Akan tetapi sebelum tercapai keinginan menciptakan kurikulum
yang sesuai dengan kepribadian Indonesia, tahun 1965 terjadi pergeseran
kekuatan/kekuasaan (powershift). Soekarno bersama rezimnya turun dari
singgasana kekuasaan dan diganti oleh rezim Orde Baru dengan citra, eksistensi
dan sepak terjang yang sama sekali bertolak belakang dengan sebelumnya. Dalam
artian lain bidang-bidang seperti, politik, kultur, dan atau khususnya sistim
pendidikan menjadi sub ordinat ekonomi
Disamping sebagai sub ordinat (apakah disadari atau tidak)
pendidikan kitapun senakin berorientasi ke Barat.
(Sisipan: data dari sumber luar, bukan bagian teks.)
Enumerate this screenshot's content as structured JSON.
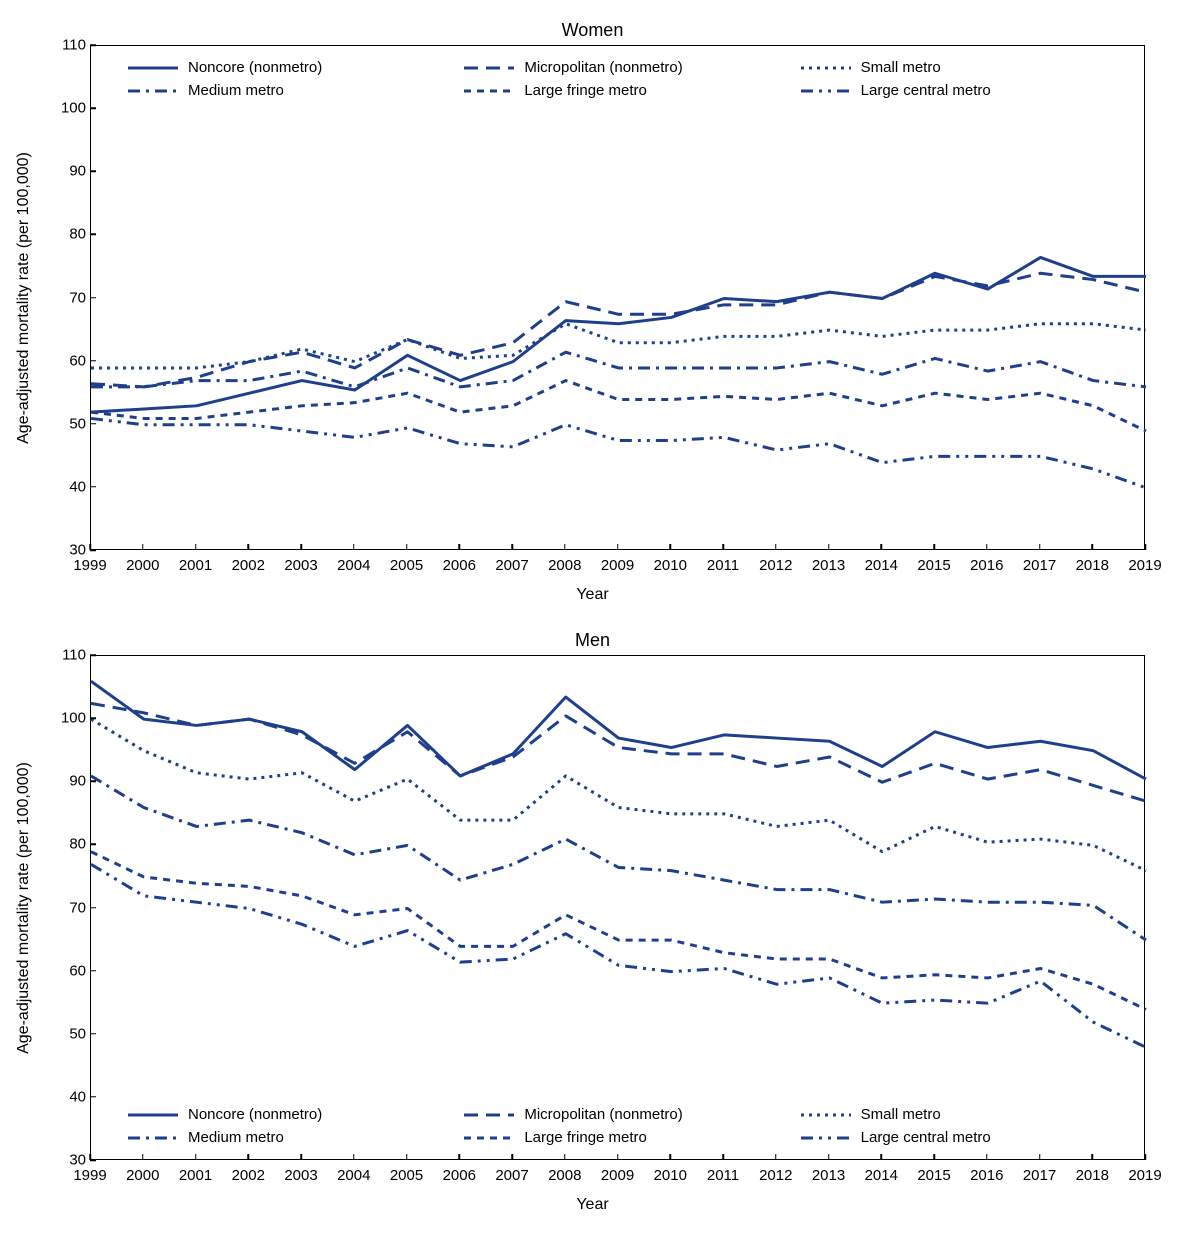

Sistem, teori dan lain-lain
menjadi Barat sentris. Bahkan pemerintah
kontinyu terus menerus mengirim figur yang berbakat memperdalam ilmunya
ke Amerika Serikat atau negara-negara lain di Eropa Barat, dengan harapan kelak
setelah kembali mempraktekkan apa yang dipelajarinya demi pembaharuan, kemajuan
atau inovasi.
Manfestasinya ternyata adalah “out put” yang dapat kita
rasakan seperti sekarang, yakni serba referensi asing, elitist dan tidak
langsung menyentuh kehidupan rakyat banyak.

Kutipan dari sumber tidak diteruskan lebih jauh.